The vast majority of credit unions reject the Republicans’ plan to privatize Fannie Mae and Freddie Mac and insist that the government retain a role in the secondary mortgage market, according to a new survey by the National Association of Federal Credit Unions (NAFCU).
NAFCU’s monthly Economic & CU Issues Monitor found almost all credit unions that are offering mortgages, 88.7%, use the secondary market, and 88.9% plan to do so going forward. And 84% of credit unions oppose the full privatization of Fannie and Freddie without a government guarantee, as GOP lawmakers are proposing as part of reform of the government sponsored enterprises.
“Credit unions see the GSEs as important components to their mortgage lending programs,” said Tun Wai, chief economist for NAFCU, of the new survey.
Republican leaders in the House have proposed a number of bills that would phase out Fannie and Freddie, and the government’s role in the secondary market, with the aim of bringing private capital back into the market.

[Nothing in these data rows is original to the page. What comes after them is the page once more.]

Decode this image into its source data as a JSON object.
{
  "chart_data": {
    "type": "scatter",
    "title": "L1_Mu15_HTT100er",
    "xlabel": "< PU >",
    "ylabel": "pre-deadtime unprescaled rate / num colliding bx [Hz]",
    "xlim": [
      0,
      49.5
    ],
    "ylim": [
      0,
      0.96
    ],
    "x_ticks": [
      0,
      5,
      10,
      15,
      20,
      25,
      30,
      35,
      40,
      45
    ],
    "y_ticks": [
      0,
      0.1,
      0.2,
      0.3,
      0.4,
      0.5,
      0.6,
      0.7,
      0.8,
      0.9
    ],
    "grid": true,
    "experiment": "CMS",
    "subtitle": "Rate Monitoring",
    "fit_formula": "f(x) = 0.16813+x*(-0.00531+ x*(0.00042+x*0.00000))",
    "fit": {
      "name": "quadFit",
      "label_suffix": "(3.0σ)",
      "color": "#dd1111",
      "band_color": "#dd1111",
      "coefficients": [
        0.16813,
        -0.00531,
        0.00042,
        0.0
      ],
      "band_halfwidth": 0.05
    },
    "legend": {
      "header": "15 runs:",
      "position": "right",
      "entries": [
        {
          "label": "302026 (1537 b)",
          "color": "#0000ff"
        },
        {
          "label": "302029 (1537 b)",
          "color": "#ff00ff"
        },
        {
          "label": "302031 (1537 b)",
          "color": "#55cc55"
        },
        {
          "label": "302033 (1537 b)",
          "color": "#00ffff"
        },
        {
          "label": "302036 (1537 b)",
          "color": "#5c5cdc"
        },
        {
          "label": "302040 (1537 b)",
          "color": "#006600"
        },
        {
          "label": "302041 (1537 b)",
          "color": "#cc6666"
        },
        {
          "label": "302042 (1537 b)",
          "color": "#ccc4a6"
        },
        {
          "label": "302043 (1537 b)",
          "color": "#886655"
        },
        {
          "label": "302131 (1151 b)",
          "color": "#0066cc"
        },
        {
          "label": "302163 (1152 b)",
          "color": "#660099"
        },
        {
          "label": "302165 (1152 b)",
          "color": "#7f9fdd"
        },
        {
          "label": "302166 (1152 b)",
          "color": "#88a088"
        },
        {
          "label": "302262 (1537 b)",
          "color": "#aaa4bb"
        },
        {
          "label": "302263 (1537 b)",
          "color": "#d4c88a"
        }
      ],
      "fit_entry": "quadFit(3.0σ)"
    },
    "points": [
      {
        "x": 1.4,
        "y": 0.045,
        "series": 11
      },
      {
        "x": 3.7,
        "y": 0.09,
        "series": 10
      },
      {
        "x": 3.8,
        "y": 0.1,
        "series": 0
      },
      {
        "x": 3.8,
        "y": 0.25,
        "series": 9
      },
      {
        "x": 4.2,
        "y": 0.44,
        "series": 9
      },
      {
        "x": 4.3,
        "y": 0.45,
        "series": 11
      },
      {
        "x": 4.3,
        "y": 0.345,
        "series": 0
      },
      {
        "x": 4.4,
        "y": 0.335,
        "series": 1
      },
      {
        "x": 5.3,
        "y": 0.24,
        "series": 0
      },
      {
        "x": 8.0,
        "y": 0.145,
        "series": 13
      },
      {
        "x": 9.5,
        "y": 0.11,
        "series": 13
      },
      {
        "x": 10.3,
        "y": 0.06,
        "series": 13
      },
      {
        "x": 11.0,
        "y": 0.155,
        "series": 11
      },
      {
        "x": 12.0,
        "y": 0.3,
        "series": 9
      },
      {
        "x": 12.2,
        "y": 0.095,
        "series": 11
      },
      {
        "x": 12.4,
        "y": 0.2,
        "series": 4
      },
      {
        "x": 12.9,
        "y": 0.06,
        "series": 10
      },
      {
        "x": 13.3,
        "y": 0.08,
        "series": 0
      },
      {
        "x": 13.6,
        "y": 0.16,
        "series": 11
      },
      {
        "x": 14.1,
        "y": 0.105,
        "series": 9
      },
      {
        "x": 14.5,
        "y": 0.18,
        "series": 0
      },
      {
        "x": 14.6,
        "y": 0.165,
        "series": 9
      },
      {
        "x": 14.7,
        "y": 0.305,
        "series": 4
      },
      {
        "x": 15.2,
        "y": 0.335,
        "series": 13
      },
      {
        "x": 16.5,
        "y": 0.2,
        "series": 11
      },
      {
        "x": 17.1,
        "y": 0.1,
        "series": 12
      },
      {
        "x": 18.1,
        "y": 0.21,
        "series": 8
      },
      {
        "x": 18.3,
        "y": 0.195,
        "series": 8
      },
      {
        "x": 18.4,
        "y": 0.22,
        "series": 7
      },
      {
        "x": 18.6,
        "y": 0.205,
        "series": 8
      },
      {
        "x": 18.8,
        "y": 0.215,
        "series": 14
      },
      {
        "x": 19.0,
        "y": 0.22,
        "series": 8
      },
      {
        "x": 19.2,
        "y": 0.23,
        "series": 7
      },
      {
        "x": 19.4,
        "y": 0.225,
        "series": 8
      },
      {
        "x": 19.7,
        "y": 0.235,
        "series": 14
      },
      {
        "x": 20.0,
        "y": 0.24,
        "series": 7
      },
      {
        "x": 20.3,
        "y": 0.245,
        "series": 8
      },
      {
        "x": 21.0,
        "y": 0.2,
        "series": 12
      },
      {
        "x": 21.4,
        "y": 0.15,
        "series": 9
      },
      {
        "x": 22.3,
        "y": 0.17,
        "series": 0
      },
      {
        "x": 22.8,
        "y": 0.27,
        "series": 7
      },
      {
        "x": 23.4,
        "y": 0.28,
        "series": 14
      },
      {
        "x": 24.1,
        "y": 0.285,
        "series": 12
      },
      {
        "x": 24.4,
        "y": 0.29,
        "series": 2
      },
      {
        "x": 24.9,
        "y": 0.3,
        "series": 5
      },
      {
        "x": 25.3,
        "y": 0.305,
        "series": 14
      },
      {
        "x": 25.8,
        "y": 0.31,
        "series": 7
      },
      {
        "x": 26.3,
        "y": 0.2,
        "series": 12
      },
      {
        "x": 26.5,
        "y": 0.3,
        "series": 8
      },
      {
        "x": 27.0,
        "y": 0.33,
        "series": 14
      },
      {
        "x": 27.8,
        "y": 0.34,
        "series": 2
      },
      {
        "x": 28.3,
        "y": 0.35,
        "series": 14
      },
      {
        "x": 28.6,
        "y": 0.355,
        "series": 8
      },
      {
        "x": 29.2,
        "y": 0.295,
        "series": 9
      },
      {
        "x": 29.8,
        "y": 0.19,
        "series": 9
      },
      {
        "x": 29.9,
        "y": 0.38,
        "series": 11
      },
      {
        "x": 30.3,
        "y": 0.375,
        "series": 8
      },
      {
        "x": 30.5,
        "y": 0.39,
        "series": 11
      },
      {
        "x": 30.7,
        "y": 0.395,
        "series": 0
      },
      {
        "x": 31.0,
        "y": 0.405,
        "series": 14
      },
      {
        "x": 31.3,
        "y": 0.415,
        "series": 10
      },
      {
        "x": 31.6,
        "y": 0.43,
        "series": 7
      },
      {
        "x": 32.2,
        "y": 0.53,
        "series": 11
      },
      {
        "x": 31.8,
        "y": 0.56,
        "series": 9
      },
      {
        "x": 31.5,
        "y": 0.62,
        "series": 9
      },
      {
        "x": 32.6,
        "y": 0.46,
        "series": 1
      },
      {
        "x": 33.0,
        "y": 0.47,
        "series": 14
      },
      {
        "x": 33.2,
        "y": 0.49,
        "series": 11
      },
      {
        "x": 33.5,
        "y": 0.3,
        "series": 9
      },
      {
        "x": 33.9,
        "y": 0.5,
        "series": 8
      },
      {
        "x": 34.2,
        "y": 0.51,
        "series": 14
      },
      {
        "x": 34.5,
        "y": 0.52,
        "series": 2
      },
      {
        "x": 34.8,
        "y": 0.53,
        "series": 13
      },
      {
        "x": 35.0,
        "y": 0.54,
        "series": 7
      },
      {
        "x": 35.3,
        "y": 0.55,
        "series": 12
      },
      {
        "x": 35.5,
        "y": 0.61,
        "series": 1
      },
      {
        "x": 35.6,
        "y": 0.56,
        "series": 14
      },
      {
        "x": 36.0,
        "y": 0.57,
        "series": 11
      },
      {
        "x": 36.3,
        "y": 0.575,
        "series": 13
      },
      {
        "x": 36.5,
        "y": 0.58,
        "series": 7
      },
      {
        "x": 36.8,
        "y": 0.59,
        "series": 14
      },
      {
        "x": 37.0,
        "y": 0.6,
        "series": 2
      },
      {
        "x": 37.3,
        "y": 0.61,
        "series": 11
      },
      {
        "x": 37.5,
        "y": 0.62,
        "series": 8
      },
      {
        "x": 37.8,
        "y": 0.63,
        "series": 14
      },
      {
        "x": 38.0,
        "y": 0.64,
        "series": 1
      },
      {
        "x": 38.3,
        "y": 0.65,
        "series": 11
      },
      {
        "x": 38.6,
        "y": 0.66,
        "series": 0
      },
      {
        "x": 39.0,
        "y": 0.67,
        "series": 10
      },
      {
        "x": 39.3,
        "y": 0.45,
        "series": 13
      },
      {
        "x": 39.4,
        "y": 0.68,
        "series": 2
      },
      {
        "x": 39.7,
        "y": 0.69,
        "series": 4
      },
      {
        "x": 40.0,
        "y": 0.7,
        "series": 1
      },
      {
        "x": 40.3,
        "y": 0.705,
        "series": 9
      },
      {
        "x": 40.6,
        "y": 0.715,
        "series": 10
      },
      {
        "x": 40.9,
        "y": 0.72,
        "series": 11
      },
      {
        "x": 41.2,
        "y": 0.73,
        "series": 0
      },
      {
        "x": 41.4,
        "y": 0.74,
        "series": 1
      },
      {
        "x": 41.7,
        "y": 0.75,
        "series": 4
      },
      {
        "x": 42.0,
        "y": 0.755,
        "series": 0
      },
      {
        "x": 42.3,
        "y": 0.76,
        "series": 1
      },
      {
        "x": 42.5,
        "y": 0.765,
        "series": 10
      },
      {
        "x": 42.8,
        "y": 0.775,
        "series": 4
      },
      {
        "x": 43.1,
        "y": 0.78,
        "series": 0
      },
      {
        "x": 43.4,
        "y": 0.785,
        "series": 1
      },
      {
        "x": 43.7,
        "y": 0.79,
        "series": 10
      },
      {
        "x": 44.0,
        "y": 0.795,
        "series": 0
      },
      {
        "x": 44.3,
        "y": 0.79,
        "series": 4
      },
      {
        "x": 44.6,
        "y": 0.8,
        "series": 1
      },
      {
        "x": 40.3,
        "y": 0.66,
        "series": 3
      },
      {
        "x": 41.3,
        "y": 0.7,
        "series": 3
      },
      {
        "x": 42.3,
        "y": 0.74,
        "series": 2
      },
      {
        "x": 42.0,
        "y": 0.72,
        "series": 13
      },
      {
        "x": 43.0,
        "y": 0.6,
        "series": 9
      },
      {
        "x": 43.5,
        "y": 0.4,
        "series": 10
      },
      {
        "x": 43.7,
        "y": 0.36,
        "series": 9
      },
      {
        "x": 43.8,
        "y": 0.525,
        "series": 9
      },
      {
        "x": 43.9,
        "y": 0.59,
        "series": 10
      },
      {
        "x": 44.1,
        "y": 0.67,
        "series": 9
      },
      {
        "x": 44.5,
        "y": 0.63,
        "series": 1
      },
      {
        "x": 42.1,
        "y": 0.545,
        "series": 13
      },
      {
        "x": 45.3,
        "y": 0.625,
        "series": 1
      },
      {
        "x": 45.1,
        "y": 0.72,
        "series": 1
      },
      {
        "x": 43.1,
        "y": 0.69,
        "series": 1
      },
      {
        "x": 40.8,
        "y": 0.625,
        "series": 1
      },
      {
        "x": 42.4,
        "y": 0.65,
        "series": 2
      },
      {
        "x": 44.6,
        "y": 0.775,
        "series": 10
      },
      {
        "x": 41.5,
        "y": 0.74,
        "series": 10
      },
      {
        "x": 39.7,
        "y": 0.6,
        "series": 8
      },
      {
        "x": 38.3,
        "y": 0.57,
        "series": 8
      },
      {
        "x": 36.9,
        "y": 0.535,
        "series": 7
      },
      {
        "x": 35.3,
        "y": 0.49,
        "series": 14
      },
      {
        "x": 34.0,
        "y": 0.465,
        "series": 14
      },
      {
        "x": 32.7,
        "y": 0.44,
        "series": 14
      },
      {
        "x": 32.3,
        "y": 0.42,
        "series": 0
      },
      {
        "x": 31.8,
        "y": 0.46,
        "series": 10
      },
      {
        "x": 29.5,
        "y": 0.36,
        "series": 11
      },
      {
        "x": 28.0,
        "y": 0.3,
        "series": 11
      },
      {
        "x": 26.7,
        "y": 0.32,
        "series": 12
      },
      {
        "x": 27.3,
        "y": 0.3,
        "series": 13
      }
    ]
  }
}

Since the collapse of the mortgage market and the abandonment of private label mortgage-backed securities, an estimated 95% of all single family homes are financed with government help, either through Fannie, Freddie or one of the other GSEs.
Almost half the NAFCU survey’s respondents (46%) said they would be willing to pay a fee in order to keep the government guarantee provided by Fannie and Freddie.
The survey also found broad opposition to pending risk retention proposals that would require all borrowers whose loans are sold to Fannie or Freddie make a down payment of at least 20%.
NAFCU fund that 69.2% of respondents said it would be a problem if the 20% requirement is enacted. About two-thirds of credit unions said this would not help their credit unions.